The secret is in the sauce that makes Kaiser Permanente a truly integrated payer, and in its devout avoidance of the Achilles heel of other payers.
At this week’s GRx+Biosims meeting, two sessions with KP’s executives made it startling clear—if you don’t accept rebates, the decision to move to biosimilars is simple.
Amy Gutierrez, PharmD, Senior Vice President and Chief Pharmacy Officer, Kaiser Permanente National Pharmacy Programs and Services, emphasized the organization, especially its California regions (which account for 80% of its membership), is highly integrated. The medical groups and Kaiser pharmacies “strongly collaborate,” coming up with evidence-based reviews of formulary drugs.
At a separate session, Sameer Awsare, MD, Associate Executive Director, The Permanente Medical Group, elaborated, “Our drug information services are critical in doing the evidence-based review.” When an oncology clinician is part of the review, he said, “it’s hard for other oncologists to go against these recommendations. This results in widespread buy-in to the formulary decisions.”
Formulary adherence is about 95%, according to Dr. Gutierrez, and in California, “the plan does not require prior authorizations.”
The Looming Patent Cliff
“Biosimilars are safe, and they have been shown to be as effective as innovator products,” asserted Dr. Awsare. He listed the many reasons why uptake has been slow—pay-for-delay, misinformation, patent litigation, and perverse incentives among the top factors. “Biosimilars have reduced costs because of increasing competition.”
Dr. Gutierrez stated that newer therapies can cost from $500,000 to $2 million. “How can we afford these newer treatments? The abandonment rate for medications that cost patients $250 or more is 69%, and 52% when the out-of-pocket costs are between $125 and $250.” This has significant implications for Kaiser and its 12.3 million members.
With 71 drug patents set to expire through 2023, representing $55 billion in costs, “We hope to take advantage of this with biosimilars,” she said.
Kaiser Permanente’s Biosimilar Journey
The health plan was an early adopter of Zarxio® (filgrastim-sndz). “We learned the ropes with that one,” said Dr. Gutierrez.
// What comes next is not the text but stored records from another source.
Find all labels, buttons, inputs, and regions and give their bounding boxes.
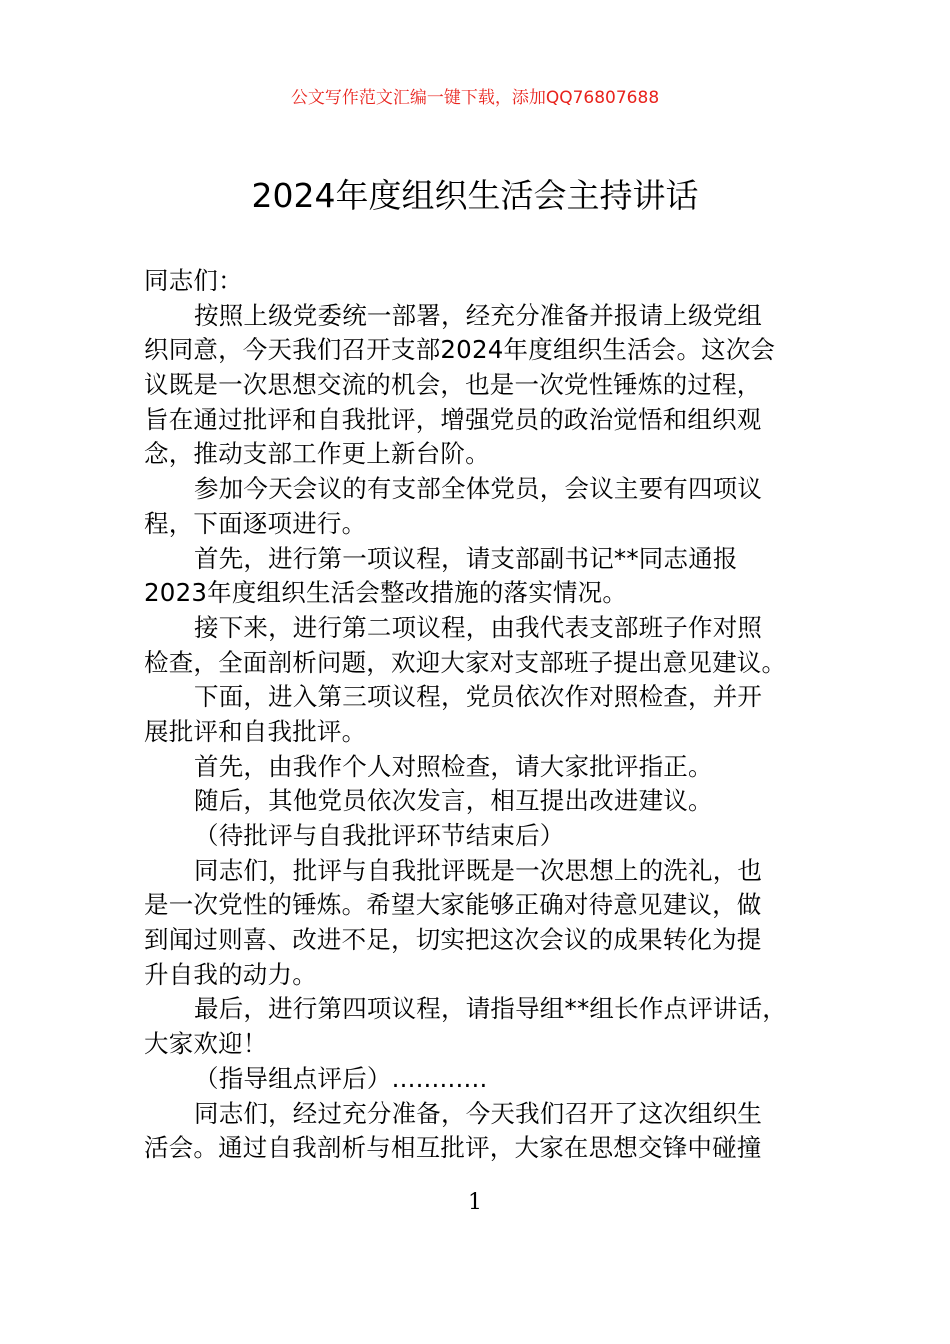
paragraph-line: （指导组点评后）............ <box>194 1063 488 1093</box>
paragraph-line: 展批评和自我批评。 <box>144 716 367 746</box>
paragraph-line: 检查，全面剖析问题，欢迎大家对支部班子提出意见建议。 <box>144 647 787 677</box>
paragraph-line: 大家欢迎！ <box>144 1029 268 1059</box>
paragraph-line: 首先，进行第一项议程，请支部副书记**同志通报 <box>194 543 738 573</box>
paragraph-line: 随后，其他党员依次发言，相互提出改进建议。 <box>194 786 713 816</box>
paragraph-line: 参加今天会议的有支部全体党员，会议主要有四项议 <box>194 474 763 504</box>
paragraph-line: 首先，由我作个人对照检查，请大家批评指正。 <box>194 751 713 781</box>
paragraph-line: 最后，进行第四项议程，请指导组**组长作点评讲话， <box>194 994 787 1024</box>
paragraph-line: 念，推动支部工作更上新台阶。 <box>144 439 490 469</box>
paragraph-line: 织同意，今天我们召开支部2024年度组织生活会。这次会 <box>144 335 776 365</box>
paragraph-line: 同志们，批评与自我批评既是一次思想上的洗礼，也 <box>194 855 763 885</box>
paragraph-line: 活会。通过自我剖析与相互批评，大家在思想交锋中碰撞 <box>144 1133 762 1163</box>
paragraph-line: 旨在通过批评和自我批评，增强党员的政治觉悟和组织观 <box>144 404 762 434</box>
paragraph-line: 议既是一次思想交流的机会，也是一次党性锤炼的过程， <box>144 370 762 400</box>
paragraph-line: 升自我的动力。 <box>144 959 317 989</box>
paragraph-line: 到闻过则喜、改进不足，切实把这次会议的成果转化为提 <box>144 925 762 955</box>
salutation-line: 同志们： <box>144 266 243 295</box>
document-title: 2024年度组织生活会主持讲话 <box>251 176 699 215</box>
paragraph-line: 是一次党性的锤炼。希望大家能够正确对待意见建议，做 <box>144 890 762 920</box>
paragraph-line: 2023年度组织生活会整改措施的落实情况。 <box>144 578 628 608</box>
document-body <box>144 264 816 1166</box>
paragraph-line: 程，下面逐项进行。 <box>144 508 367 538</box>
page-number: 1 <box>468 1190 482 1215</box>
paragraph-line: 下面，进入第三项议程，党员依次作对照检查，并开 <box>194 682 763 712</box>
header-download-note: 公文写作范文汇编一键下载，添加QQ76807688 <box>290 88 660 108</box>
paragraph-line: 同志们，经过充分准备，今天我们召开了这次组织生 <box>194 1098 763 1128</box>
paragraph-line: 按照上级党委统一部署，经充分准备并报请上级党组 <box>194 300 763 330</box>
paragraph-line: （待批评与自我批评环节结束后） <box>194 821 565 850</box>
paragraph-line: 接下来，进行第二项议程，由我代表支部班子作对照 <box>194 612 763 642</box>
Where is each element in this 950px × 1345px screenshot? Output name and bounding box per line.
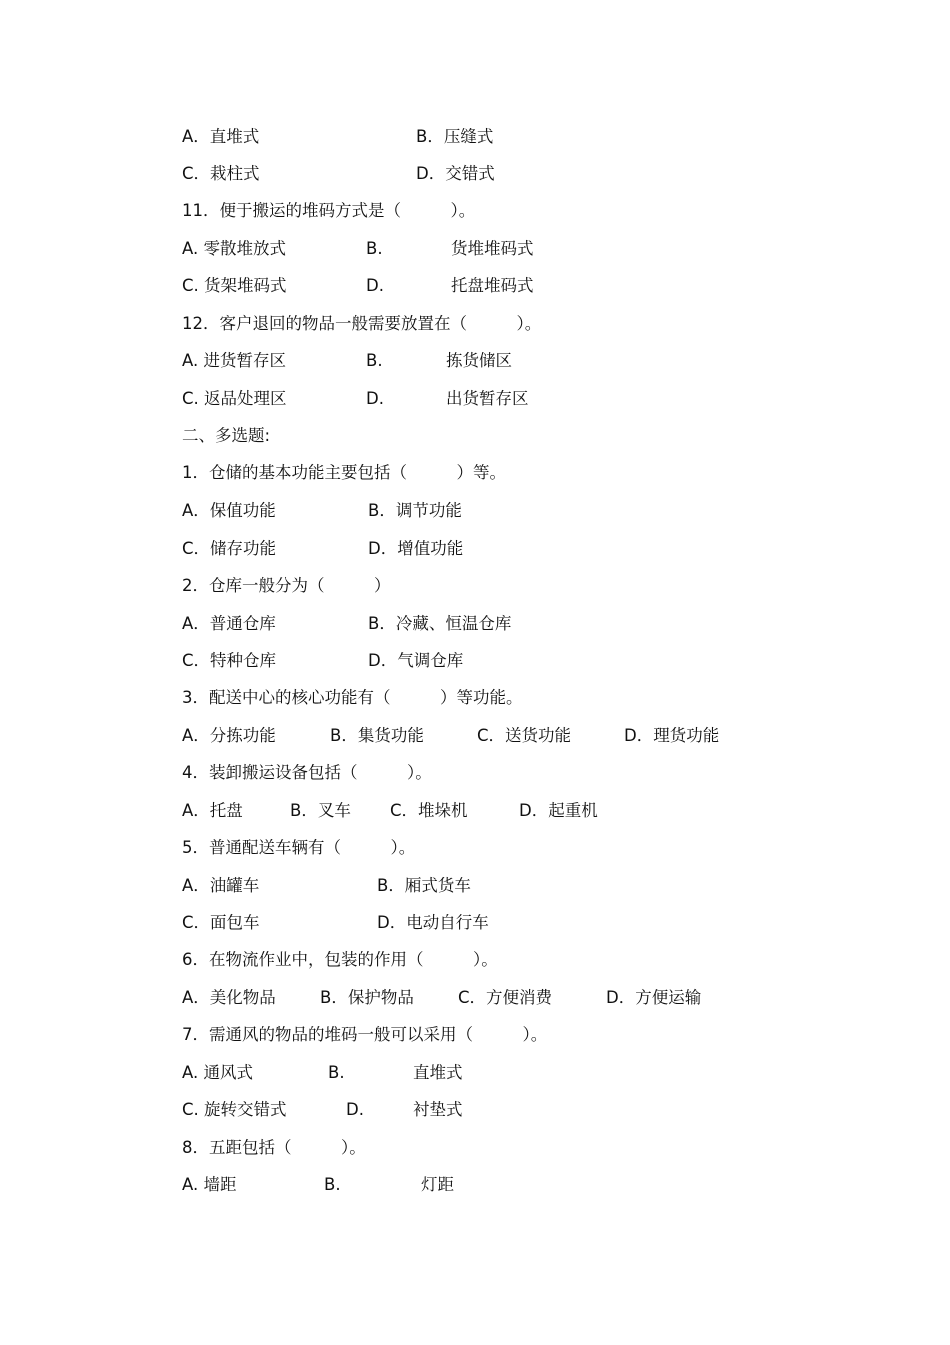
option-a: A．保值功能 — [182, 501, 276, 520]
option-c: C. 货架堆码式 — [182, 276, 287, 295]
option-b-letter: B. — [366, 239, 383, 258]
question-5: 5．普通配送车辆有（ ）。 — [182, 838, 416, 857]
option-c: C．方便消费 — [458, 988, 553, 1007]
option-line — [0, 650, 950, 687]
option-b: B．压缝式 — [416, 127, 494, 146]
question-line — [0, 949, 950, 986]
option-line — [0, 1062, 950, 1099]
option-a: A. 墙距 — [182, 1175, 237, 1194]
question-line — [0, 837, 950, 874]
option-d: D．气调仓库 — [368, 651, 464, 670]
option-line — [0, 500, 950, 537]
option-line — [0, 800, 950, 837]
option-b-letter: B. — [328, 1063, 345, 1082]
option-d-text: 衬垫式 — [413, 1100, 463, 1119]
option-b-text: 货堆堆码式 — [451, 239, 534, 258]
option-d: D．起重机 — [519, 801, 598, 820]
option-b-letter: B. — [324, 1175, 341, 1194]
option-line — [0, 912, 950, 949]
option-b: B．集货功能 — [330, 726, 424, 745]
option-d-letter: D. — [346, 1100, 364, 1119]
option-line — [0, 388, 950, 425]
option-d: D．电动自行车 — [377, 913, 489, 932]
question-line — [0, 462, 950, 499]
question-line — [0, 1137, 950, 1174]
option-b: B．调节功能 — [368, 501, 462, 520]
option-d: D．理货功能 — [624, 726, 720, 745]
option-line — [0, 1174, 950, 1211]
option-c: C. 旋转交错式 — [182, 1100, 287, 1119]
option-b-letter: B. — [366, 351, 383, 370]
option-line — [0, 538, 950, 575]
option-d: D．方便运输 — [606, 988, 702, 1007]
option-c: C．送货功能 — [477, 726, 572, 745]
option-a: A．直堆式 — [182, 127, 260, 146]
option-c: C．栽柱式 — [182, 164, 260, 183]
option-c: C．堆垛机 — [390, 801, 468, 820]
section-heading — [0, 425, 950, 462]
question-8: 8．五距包括（ ）。 — [182, 1138, 366, 1157]
question-4: 4．装卸搬运设备包括（ ）。 — [182, 763, 432, 782]
option-line — [0, 163, 950, 200]
option-a: A．普通仓库 — [182, 614, 276, 633]
option-line — [0, 238, 950, 275]
question-line — [0, 687, 950, 724]
question-line — [0, 575, 950, 612]
option-c: C．储存功能 — [182, 539, 277, 558]
section-title: 二、多选题: — [182, 426, 271, 445]
option-b: B．厢式货车 — [377, 876, 471, 895]
option-line — [0, 275, 950, 312]
option-b: B．冷藏、恒温仓库 — [368, 614, 512, 633]
option-b-text: 拣货储区 — [446, 351, 512, 370]
option-a: A．分拣功能 — [182, 726, 276, 745]
question-11: 11．便于搬运的堆码方式是（ ）。 — [182, 201, 476, 220]
option-line — [0, 1099, 950, 1136]
option-a: A．油罐车 — [182, 876, 260, 895]
option-b: B．保护物品 — [320, 988, 414, 1007]
question-6: 6．在物流作业中，包装的作用（ ）。 — [182, 950, 498, 969]
option-d-letter: D. — [366, 389, 384, 408]
question-3: 3．配送中心的核心功能有（ ）等功能。 — [182, 688, 523, 707]
option-line — [0, 725, 950, 762]
option-line — [0, 126, 950, 163]
question-1: 1．仓储的基本功能主要包括（ ）等。 — [182, 463, 506, 482]
option-a: A．托盘 — [182, 801, 243, 820]
option-d-letter: D. — [366, 276, 384, 295]
option-d-text: 托盘堆码式 — [451, 276, 534, 295]
question-line — [0, 762, 950, 799]
option-a: A. 进货暂存区 — [182, 351, 286, 370]
option-b-text: 灯距 — [421, 1175, 454, 1194]
question-line — [0, 200, 950, 237]
option-d-text: 出货暂存区 — [446, 389, 529, 408]
option-b-text: 直堆式 — [413, 1063, 463, 1082]
option-line — [0, 613, 950, 650]
option-line — [0, 350, 950, 387]
question-2: 2．仓库一般分为（ ） — [182, 576, 391, 595]
option-d: D．交错式 — [416, 164, 495, 183]
question-line — [0, 313, 950, 350]
option-a: A. 通风式 — [182, 1063, 253, 1082]
option-b: B．叉车 — [290, 801, 351, 820]
option-c: C．特种仓库 — [182, 651, 277, 670]
option-c: C．面包车 — [182, 913, 260, 932]
question-12: 12．客户退回的物品一般需要放置在（ ）。 — [182, 314, 542, 333]
option-a: A. 零散堆放式 — [182, 239, 286, 258]
option-line — [0, 987, 950, 1024]
option-a: A．美化物品 — [182, 988, 276, 1007]
option-c: C. 返品处理区 — [182, 389, 287, 408]
question-line — [0, 1024, 950, 1061]
option-line — [0, 875, 950, 912]
option-d: D．增值功能 — [368, 539, 464, 558]
question-7: 7．需通风的物品的堆码一般可以采用（ ）。 — [182, 1025, 548, 1044]
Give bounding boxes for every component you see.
Dr. Awsare explained that when Zarxio first came out, the providers questioned the results of the European studies. Kaiser performed a study with its own patients (the first 700 patients to receive the product). “It turned out we saw even less neutropenia than with Neupogen—maybe it’s even a ‘biobetter’,” he stated. The result is that Kaiser Permanente now has 98% uptake on Zarxio, according to Dr. Awsare.
Kaiser decided in 2017 to cover Inflectra (infliximab-dyyb). “At that time, the professional [gastroenterological] societies were inferring this was not the best course of treatment,” said Dr. Gutierrez, and Kaiser Permanente delayed using the biosimilar for the inflammatory bowel disease indications. Kaiser started a registry to ensure that no safety signals were seen after the switch.
When Fulphila (pegfilgrastrim-jmdb) was approved, Kaiser soon decided to cover it in preference to the reference product. And when Amgen launched its biosimilar bevacizumab (Mvasi®) and trastuzumab (Kanjinti®), Kaiser Permanente jumped in with both feet. “The oncology doctors were ready to move to biosimilar trastuzumab and bevacizumab when they were launched,” said Dr. Awsare. “We went to 97% uptake on the Avastin biosimilar in only a month.”
Kaiser also focuses on covering only one biosimilar in a class, to maximize its leverage.
Dr. Gutierrez emphasized that the plan has the ability to get “immediate P&T decisions and put coverage in place rapidly.” This has resulted in biosimilar uptake of 80% to 95%, depending on the product. She explained, we’ve seen greater (and faster) adoption rates with supportive care medications versus direct treatment.” Overall, the plan has saved about $200 million since we began covering our first biosimilar.”
In cases where a product has a “skinny label,” Kaiser is open to approving off-label indications, if the evidence supports it. “We’re working with our physician groups to gain that evidence,” she said.
Dr. Gutierrez advised that supply and stocking is important. “We might be ready to start using the biosimilar immediately,” she said, “but the manufacturer may not be ready to meet our supply needs. We’re getting better at that.”
“We work to minimize use of evergreening products whenever possible to maximimize the impact of the future biosimilars market,” added Dr. Gutierrez. “We are a leader in US biosimilar use. Manufacturers know that Kaiser Permanente can switch medication coverage fast, and this gives us significant leverage.”
Note: This post was updated and corrected on December 4, 2019. We had initially characterized Ruxience as being placed on Kaiser Permanente’s formulary. This is incorrect.